Shallow-pitched corrugated asbestos roof, felt-covered, with central apex and low chimney. One storey. The dimensions of the prototype Portal bungalow of 1944 were adopted (32' 4" by 21' 3"), as were its provision of two bedrooms (to left of hall), living room (to right) and the standard Portal kitchen and bathroom unit, which was delivered ready assembled to site. Timber windows with metal opening casements and toplights, the living room to right with distinctive double casements mirrored round central mullion. Central door (renewed) under curved metal porch that is an idiosyncratic feature of the Phoenix design. Similar casement windows to rear. Shed at rear of identical design but altered.
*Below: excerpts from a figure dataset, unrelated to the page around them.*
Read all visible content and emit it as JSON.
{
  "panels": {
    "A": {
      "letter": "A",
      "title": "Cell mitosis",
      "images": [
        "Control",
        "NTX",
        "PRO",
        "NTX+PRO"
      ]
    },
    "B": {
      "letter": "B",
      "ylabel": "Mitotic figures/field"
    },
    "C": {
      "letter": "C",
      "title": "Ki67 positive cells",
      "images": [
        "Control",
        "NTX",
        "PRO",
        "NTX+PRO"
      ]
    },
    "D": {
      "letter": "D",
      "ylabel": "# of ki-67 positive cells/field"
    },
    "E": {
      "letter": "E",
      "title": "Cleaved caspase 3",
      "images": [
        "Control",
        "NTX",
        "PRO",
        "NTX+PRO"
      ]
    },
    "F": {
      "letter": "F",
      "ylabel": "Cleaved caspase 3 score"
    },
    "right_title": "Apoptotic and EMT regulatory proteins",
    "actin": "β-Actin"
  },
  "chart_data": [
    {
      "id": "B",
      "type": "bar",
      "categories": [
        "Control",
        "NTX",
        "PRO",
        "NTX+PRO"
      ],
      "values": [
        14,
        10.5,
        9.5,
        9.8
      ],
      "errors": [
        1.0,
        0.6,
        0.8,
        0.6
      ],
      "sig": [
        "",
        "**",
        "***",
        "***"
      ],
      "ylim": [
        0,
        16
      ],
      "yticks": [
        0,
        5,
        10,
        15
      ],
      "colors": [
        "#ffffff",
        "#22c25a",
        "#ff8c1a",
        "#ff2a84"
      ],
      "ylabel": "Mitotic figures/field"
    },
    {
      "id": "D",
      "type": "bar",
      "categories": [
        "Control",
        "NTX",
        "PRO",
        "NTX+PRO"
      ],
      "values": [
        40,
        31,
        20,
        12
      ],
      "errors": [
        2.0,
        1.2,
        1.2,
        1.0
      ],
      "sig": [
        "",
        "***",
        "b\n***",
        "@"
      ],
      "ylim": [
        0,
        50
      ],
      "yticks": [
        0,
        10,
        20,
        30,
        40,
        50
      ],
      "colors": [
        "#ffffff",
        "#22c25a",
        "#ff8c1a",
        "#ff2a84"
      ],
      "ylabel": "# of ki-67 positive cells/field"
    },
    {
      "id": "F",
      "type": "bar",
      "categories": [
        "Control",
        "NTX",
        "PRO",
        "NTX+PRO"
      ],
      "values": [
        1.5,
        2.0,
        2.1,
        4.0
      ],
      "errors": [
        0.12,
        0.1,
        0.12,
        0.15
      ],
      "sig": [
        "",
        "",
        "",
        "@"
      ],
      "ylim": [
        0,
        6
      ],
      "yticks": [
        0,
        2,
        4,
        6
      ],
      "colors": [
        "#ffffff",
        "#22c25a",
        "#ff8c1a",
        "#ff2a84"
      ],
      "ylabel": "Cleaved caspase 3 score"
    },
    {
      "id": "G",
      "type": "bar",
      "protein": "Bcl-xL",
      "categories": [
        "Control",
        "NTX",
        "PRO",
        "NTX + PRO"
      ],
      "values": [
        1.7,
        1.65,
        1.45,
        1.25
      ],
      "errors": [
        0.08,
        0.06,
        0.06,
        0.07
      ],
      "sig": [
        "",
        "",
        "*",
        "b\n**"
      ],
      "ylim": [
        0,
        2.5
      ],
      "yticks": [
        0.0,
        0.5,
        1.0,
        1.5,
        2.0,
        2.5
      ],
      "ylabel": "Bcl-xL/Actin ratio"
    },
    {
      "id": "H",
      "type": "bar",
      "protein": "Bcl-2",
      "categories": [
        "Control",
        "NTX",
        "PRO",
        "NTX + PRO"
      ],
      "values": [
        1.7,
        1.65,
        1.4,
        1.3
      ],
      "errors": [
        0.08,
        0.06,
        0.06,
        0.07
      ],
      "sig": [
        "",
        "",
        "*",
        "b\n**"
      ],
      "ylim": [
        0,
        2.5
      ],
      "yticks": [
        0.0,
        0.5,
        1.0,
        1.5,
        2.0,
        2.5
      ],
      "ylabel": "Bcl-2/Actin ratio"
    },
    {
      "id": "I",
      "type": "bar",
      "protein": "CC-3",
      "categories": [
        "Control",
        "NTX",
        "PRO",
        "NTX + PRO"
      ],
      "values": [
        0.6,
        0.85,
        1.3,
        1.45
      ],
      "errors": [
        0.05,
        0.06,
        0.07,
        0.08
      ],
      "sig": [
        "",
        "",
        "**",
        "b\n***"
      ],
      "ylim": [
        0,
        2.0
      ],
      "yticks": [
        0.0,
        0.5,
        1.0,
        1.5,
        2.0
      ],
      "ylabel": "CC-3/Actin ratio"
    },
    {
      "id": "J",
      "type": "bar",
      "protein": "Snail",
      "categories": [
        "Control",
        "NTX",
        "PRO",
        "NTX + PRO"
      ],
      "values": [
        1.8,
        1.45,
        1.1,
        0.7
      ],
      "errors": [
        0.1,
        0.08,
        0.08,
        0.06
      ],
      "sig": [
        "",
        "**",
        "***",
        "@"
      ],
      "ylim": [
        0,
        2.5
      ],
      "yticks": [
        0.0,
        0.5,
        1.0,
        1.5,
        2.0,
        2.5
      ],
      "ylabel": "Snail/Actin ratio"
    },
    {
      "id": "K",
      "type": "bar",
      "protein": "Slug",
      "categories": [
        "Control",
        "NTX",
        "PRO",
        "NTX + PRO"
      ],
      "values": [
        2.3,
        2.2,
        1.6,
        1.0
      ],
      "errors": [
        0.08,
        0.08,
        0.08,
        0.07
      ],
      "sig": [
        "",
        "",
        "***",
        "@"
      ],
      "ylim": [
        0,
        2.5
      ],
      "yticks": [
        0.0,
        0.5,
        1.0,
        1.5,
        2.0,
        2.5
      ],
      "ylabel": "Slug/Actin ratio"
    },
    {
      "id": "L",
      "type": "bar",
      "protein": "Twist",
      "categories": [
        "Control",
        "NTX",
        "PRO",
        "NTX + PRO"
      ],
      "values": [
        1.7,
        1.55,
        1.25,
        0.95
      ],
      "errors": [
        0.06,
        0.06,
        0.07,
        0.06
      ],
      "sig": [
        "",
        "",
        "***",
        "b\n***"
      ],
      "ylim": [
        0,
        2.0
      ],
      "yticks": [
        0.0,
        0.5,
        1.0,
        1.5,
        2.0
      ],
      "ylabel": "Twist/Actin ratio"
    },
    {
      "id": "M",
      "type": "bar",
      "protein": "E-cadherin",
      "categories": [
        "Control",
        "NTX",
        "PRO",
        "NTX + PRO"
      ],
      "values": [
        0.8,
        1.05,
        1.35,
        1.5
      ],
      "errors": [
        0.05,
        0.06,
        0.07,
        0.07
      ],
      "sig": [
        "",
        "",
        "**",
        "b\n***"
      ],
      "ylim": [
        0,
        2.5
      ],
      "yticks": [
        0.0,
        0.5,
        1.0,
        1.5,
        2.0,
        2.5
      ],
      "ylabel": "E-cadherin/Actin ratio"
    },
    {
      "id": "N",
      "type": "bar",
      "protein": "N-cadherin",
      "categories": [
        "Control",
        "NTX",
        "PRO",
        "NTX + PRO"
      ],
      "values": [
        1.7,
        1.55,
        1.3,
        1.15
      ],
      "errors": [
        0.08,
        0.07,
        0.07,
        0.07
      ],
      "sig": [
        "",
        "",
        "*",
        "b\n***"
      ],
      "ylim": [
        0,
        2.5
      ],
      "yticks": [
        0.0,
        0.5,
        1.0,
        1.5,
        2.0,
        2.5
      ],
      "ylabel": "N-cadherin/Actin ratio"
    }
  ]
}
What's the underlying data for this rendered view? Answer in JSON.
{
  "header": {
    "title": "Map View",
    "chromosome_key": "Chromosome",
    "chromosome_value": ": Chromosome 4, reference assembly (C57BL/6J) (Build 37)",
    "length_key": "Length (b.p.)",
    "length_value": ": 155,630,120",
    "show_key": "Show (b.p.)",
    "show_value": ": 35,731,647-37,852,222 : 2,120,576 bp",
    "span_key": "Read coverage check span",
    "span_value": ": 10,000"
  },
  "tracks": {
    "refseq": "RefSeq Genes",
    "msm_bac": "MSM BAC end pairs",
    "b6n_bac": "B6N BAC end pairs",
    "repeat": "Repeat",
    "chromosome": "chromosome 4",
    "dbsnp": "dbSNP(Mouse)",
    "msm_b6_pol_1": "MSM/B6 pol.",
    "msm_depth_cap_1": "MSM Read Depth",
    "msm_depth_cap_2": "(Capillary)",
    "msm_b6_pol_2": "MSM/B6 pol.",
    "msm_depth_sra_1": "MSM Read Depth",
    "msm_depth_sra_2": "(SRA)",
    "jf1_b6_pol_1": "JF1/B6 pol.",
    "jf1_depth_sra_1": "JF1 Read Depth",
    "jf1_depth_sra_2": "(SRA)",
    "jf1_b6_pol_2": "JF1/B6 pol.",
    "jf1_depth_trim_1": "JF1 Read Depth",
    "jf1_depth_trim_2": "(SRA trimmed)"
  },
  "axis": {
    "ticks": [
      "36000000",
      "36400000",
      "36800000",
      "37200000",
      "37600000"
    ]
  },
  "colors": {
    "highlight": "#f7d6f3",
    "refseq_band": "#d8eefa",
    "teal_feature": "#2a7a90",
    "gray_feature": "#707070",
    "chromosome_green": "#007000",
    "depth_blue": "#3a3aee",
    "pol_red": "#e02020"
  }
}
The interior was designed to be fully fitted at a time when furniture and kitchen fixtures were unobtainable. Living room with fitted shelving, principal bedrooom (at rear) with fitted cupboards. Kitchen, bathroom and separate WC fitted as a single unit, designed by the Ministry of Works, and some features remain.

HISTORY
Some 2,428 Phoenix prefabs were erected in the United Kingdom as part of the Temporary Housing Programme, which erected about 156,623 temporary bungalows across Britain between 1944 and 1948. This was a scheme devised by Lord Portal, Minister of Works, to relieve the post-war housing shortage at a time when conventional materials were unavailable and wartime industries needed a new peacetime function. The Phoenix is one of the rarest of the eleven approved types, though one of the most substantially constructed. Modelled on the Portal prototype bungalow exhibited at the Tate Gallery in 1944 they are notable for their fully fitted interiors, which from the first included fitted kitchens with washing machines and refridgerators (then still novelties), and a careful layout. The bungalows erected under the Housing (Temporary
Accommodation) Act stand out from other prefabricated housing of the period because of their more carefully planned design, internal fixtures, their great historical interest and by being detached.

ASSESSMENT
The group of prefabs in Wake Green Road is an unusual surviving example of a rare variant of the Portal bungalow, and one which is still more remarkable for its exceptional state of preservation with few alterations.
(The Builder: 7 September 1945: 195; Brenda Vale: Prefabs, a History of the UK Temporary Housing Programme: 1995-).